The solution was to connect the RS-232 to MUX/DEMUX boxes: 16 ports from the VAX would connect to a MUX/DEMUX unit where signals from the individual ports would be woven into packets and those packets would be sent down a long telephone wire to the other end of the plant where it was connected to another MUX/DEMUX unit that would split the bits in the packet into the 16 terminals plugged into the unit. When I first learned about that, I thought that was cool.

Before long those MUX/DEMUX were replaced with terminal servers that communicated to each other via thickwire ethernet using the LAT protocol. Eventually the VAXes (actually VAXen is the correct plural of VAX) would communicate with each other using DECnet but during my early years there data from the testers reached the main engineering VAX via "sneakernet": a 9 track tape recorded the data at the test site and we would carry it from the tester's tape drive to the VAX's tape drive.
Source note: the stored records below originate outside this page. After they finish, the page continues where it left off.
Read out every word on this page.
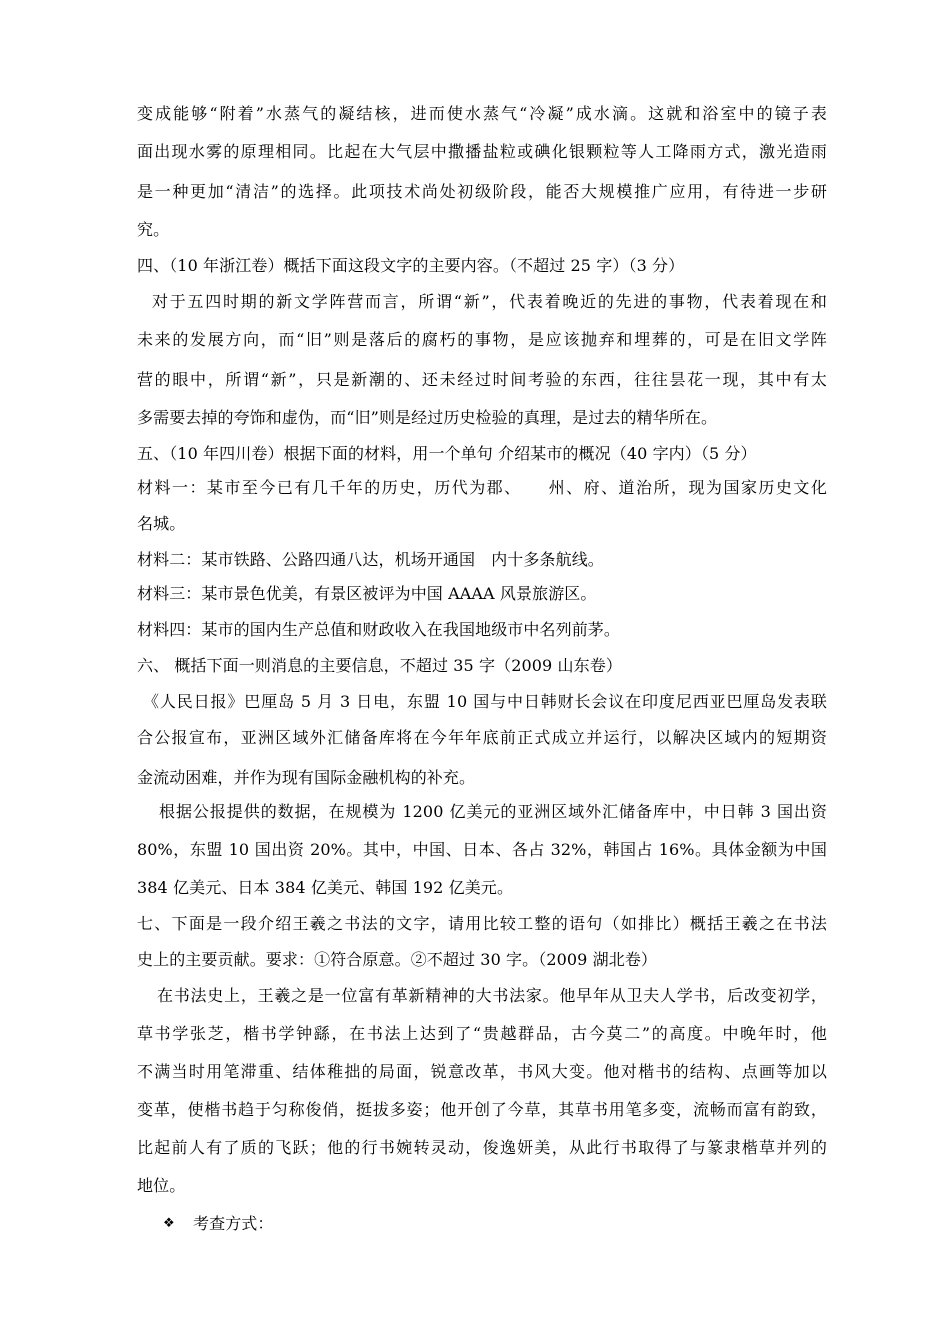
变成能够“附着”水蒸气的凝结核，进而使水蒸气“冷凝”成水滴。这就和浴室中的镜子表
面出现水雾的原理相同。比起在大气层中撒播盐粒或碘化银颗粒等人工降雨方式，激光造雨
是一种更加“清洁”的选择。此项技术尚处初级阶段，能否大规模推广应用，有待进一步研
究。
四、（10 年浙江卷）概括下面这段文字的主要内容。（不超过 25 字）（3 分）
对于五四时期的新文学阵营而言，所谓“新”，代表着晚近的先进的事物，代表着现在和
未来的发展方向，而“旧”则是落后的腐朽的事物，是应该抛弃和埋葬的，可是在旧文学阵
营的眼中，所谓“新”，只是新潮的、还未经过时间考验的东西，往往昙花一现，其中有太
多需要去掉的夸饰和虚伪，而“旧”则是经过历史检验的真理，是过去的精华所在。
五、（10 年四川卷）根据下面的材料，用一个单句 介绍某市的概况（40 字内）（5 分）
材料一：某市至今已有几千年的历史，历代为郡、　　州、府、道治所，现为国家历史文化
名城。
材料二：某市铁路、公路四通八达，机场开通国　内十多条航线。
材料三：某市景色优美，有景区被评为中国 AAAA 风景旅游区。
材料四：某市的国内生产总值和财政收入在我国地级市中名列前茅。
六、 概括下面一则消息的主要信息，不超过 35 字（2009 山东卷）
《人民日报》巴厘岛 5 月 3 日电，东盟 10 国与中日韩财长会议在印度尼西亚巴厘岛发表联
合公报宣布，亚洲区域外汇储备库将在今年年底前正式成立并运行，以解决区域内的短期资
金流动困难，并作为现有国际金融机构的补充。
根据公报提供的数据，在规模为 1200 亿美元的亚洲区域外汇储备库中，中日韩 3 国出资
80%，东盟 10 国出资 20%。其中，中国、日本、各占 32%，韩国占 16%。具体金额为中国
384 亿美元、日本 384 亿美元、韩国 192 亿美元。
七、下面是一段介绍王羲之书法的文字，请用比较工整的语句（如排比）概括王羲之在书法
史上的主要贡献。要求：①符合原意。②不超过 30 字。（2009 湖北卷）
在书法史上，王羲之是一位富有革新精神的大书法家。他早年从卫夫人学书，后改变初学，
草书学张芝，楷书学钟繇，在书法上达到了“贵越群品，古今莫二”的高度。中晚年时，他
不满当时用笔滞重、结体稚拙的局面，锐意改革，书风大变。他对楷书的结构、点画等加以
变革，使楷书趋于匀称俊俏，挺拔多姿；他开创了今草，其草书用笔多变，流畅而富有韵致，
比起前人有了质的飞跃；他的行书婉转灵动，俊逸妍美，从此行书取得了与篆隶楷草并列的
地位。
❖ 考查方式：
Eventually we had TCP/IP installed on the VAX (which DEC charged us thousands of dollars) and sneaker net went away. Our plant became more and more multi-platform when PDP-11's were replaced with Sun and HP boxes and tcpip was needed. However, it was mostly the PCs that forced the company to pony up the cash for tcpip on our VAXen: PCs didn't know DECNet (well, they did but the DECnet interface between PC and VAX pretty much sucked)..

I didn't mess with networking on a PC until I bought my first PC and connected it to the plant's network. I then had to learn about the config files and NetBUI like you mentioned in the podcast.

Even now my experience with networks is different than yours, Rob, because I do mostly network configuration for Linux boxes. I've done so much of it in the past 10 years that it's second nature to me: I can do it in my sleep. Windows networking I have to do wide awake and sometimes it confuses me. It gets easier and easier as newer versions of Windows come out (especially wireless. Wireless networking on Windows is so much easier than Linux).